Historische Buddha figur verloren, als jahrhundertealter Tempel in Südkorea durch Waldbrände zerstört wurde
Ein verheerender Waldbrand hat die südöstlichen Regionen Südkoreas heimgesucht, mindestens 24 Menschen das Leben gekostet und enorme Zerstörung angerichtet, darunter den Verlust des jahrhundertealten Gounsa-Tempels in Uiseong County, der eine verehrte Buddhafigur beherbergte.
Zerstörung des Gounsa-Tempels und Notfallmaßnahmen zum Schutz des buddhistischen Erbes
Der Gounsa-Tempel, ein 1.300 Jahre altes buddhistisches Wahrzeichen und eine bedeutende Kulturerbestätte, gehörte zu den Opfern des Waldbrandes. Die meisten seiner historischen Gebäude wurden zu Asche reduziert, wobei nur die zeremonielle Glocke teilweise intakt blieb. Der Tempel beherbergte eine heilige Buddhafigur, die für die spirituelle Praxis vieler Buddhisten von zentraler Bedeutung war. Glücklicherweise wurden einige unschätzbare Artefakte, darunter eine staatlich anerkannte sitzende Stein-Buddhafigur, vor den heranrückenden Flammen in andere Tempel verlegt, wodurch ein wesentlicher Teil des buddhistischen Erbes Koreas erhalten blieb.
Die Behörden erklärten schnell den Notstand für die betroffenen Regionen, einschließlich Ulsan sowie Nord- und Süd-Gyeongsang. Mehr als 10.000 Feuerwehrleute, Polizisten und Notfallhelfer wurden eingesetzt, um die lodernden Brände zu bekämpfen, die fast 43.000 Acres Land verbrannt haben.
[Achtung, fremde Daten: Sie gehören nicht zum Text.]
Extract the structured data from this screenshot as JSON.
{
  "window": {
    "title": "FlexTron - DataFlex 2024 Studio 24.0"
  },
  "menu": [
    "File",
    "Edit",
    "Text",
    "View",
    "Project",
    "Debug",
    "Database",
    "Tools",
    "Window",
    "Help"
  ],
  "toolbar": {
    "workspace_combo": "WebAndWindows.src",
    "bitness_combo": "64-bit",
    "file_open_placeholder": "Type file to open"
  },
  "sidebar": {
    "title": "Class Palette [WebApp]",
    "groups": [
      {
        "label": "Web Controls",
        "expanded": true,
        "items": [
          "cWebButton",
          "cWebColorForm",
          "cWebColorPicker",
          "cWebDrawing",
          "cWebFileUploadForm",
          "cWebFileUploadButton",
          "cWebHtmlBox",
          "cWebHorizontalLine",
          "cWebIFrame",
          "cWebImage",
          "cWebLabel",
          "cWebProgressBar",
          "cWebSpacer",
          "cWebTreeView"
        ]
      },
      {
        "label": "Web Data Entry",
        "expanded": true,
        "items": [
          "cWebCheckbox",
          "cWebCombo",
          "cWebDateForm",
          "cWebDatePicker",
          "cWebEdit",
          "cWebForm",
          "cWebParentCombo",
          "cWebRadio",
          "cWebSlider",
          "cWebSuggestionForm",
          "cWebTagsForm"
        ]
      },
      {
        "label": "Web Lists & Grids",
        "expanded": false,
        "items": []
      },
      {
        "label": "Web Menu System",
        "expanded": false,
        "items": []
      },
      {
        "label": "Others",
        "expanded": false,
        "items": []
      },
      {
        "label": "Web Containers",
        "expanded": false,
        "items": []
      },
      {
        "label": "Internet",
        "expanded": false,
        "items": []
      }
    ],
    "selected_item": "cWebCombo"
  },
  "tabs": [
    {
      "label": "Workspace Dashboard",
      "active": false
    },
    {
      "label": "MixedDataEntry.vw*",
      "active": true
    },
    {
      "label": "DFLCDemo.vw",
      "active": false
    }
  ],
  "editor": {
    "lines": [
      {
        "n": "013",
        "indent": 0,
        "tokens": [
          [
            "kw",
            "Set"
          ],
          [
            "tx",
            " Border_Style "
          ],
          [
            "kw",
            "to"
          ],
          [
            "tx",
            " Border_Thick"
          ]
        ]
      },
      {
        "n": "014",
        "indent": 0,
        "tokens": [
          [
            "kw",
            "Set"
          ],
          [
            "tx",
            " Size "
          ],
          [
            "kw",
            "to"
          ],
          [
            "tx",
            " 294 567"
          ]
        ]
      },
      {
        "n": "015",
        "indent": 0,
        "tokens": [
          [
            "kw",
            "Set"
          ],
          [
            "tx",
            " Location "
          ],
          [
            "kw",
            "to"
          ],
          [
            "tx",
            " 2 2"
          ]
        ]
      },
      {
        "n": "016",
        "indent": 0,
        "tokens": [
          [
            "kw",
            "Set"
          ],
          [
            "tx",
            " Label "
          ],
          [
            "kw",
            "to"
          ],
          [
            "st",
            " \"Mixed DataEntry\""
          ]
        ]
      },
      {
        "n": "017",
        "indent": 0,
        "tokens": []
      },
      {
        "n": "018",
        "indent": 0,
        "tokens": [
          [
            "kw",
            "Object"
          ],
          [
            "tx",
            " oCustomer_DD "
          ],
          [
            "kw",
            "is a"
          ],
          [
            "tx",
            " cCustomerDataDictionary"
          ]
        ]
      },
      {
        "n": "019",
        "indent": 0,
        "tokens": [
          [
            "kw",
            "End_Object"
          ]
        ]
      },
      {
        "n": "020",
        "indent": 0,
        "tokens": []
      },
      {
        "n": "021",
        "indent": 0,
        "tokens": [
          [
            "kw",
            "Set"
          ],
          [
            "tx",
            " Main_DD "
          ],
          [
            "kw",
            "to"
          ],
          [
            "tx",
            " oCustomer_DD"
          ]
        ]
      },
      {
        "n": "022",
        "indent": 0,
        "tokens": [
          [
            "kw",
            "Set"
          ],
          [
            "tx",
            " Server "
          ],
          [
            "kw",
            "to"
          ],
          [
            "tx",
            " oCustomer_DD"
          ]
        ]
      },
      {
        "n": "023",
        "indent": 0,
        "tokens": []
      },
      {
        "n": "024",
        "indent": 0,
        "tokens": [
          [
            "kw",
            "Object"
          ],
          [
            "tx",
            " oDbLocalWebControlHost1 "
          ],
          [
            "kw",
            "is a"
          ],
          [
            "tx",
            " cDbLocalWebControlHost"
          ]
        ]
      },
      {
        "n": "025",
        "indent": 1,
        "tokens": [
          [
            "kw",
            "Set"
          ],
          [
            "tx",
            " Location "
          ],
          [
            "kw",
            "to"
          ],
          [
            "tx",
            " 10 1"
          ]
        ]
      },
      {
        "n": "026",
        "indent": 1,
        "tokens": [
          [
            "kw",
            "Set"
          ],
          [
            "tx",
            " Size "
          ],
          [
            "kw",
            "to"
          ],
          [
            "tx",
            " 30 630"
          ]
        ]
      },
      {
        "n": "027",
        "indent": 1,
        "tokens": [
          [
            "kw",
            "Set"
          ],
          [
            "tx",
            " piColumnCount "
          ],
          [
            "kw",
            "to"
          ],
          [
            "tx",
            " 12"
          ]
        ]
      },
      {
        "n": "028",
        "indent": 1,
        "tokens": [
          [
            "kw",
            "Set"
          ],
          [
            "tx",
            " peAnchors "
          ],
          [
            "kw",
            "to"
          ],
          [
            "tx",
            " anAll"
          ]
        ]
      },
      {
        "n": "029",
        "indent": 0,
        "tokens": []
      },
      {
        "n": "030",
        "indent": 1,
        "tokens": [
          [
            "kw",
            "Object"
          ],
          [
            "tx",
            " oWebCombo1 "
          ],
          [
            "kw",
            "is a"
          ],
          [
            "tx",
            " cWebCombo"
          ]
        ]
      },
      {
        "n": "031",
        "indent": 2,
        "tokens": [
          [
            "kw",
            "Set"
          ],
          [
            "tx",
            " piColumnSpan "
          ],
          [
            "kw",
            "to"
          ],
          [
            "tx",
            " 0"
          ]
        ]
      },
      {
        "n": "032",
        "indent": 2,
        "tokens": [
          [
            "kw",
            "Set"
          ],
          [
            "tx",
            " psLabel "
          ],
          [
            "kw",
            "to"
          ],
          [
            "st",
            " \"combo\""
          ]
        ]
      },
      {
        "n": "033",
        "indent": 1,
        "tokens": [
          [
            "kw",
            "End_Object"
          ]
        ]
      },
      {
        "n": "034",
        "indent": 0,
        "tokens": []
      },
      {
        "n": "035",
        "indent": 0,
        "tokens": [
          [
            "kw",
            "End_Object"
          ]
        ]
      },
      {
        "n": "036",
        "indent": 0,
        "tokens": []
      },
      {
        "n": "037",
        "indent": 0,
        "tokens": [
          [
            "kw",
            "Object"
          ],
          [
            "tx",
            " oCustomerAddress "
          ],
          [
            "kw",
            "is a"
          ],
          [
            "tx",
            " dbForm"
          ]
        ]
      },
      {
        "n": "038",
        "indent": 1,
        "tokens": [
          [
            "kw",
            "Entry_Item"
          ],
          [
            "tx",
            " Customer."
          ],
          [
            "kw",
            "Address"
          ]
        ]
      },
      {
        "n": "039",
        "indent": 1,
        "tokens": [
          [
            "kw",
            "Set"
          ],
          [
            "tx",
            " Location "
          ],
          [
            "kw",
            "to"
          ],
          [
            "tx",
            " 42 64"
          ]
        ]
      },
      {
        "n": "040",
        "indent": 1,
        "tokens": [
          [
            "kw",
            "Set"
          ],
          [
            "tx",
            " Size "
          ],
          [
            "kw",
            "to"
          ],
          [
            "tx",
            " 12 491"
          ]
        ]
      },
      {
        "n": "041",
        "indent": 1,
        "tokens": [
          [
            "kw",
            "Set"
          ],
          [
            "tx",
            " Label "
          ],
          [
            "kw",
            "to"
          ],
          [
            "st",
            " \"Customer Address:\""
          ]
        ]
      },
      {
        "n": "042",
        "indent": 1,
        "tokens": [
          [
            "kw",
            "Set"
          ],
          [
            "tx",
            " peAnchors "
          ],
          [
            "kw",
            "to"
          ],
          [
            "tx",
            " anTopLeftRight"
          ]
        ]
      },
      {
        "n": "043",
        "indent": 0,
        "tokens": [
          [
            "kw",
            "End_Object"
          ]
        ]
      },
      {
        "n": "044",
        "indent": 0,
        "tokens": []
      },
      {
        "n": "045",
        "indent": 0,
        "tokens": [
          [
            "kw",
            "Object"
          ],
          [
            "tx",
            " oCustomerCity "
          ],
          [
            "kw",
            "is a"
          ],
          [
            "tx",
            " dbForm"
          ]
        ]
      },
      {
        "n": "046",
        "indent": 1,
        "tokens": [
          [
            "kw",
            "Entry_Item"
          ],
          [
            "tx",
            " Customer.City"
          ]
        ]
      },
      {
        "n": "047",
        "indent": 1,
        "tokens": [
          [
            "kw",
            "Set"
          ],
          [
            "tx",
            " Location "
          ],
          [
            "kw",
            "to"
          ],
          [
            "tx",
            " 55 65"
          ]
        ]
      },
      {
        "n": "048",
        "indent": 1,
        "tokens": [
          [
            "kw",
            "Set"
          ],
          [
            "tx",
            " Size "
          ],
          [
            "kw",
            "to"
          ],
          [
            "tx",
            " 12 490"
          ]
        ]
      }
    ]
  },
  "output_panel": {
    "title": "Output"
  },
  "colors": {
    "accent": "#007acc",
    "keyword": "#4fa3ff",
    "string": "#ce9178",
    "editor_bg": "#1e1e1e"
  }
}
Starke Winde und trockene Luft erschwerten die Eindämmungsmaßnahmen, jedoch berichten die Behörden, dass bis Mittwoch etwa 68 % der Brände in Uiseong und Andong unter Kontrolle gebracht wurden.
Die Brände haben auch andere historische Stätten bedroht, darunter das UNESCO-geschützte Hahoe Folk Village in Andong. Den Bewohnern wurde befohlen, zu evakuieren, während Feuerwehrleute Schutzwasserbarrieren um die traditionellen Hanok-Häuser errichteten, um Schäden zu verhindern.
Han Duck-soo, der südkoreanische Premierminister und amtierende Präsident, beschrieb diese Waldbrände als die schlimmsten, die das Land in den letzten Jahren erlebt hat, mit 'beispiellosen Schäden'. Der Korea Forest Service hat die höchste Warnstufe für Waldbrände ausgerufen und die lokalen Regierungen aufgefordert, mehr Ressourcen für die Notfallhilfe bereitzustellen.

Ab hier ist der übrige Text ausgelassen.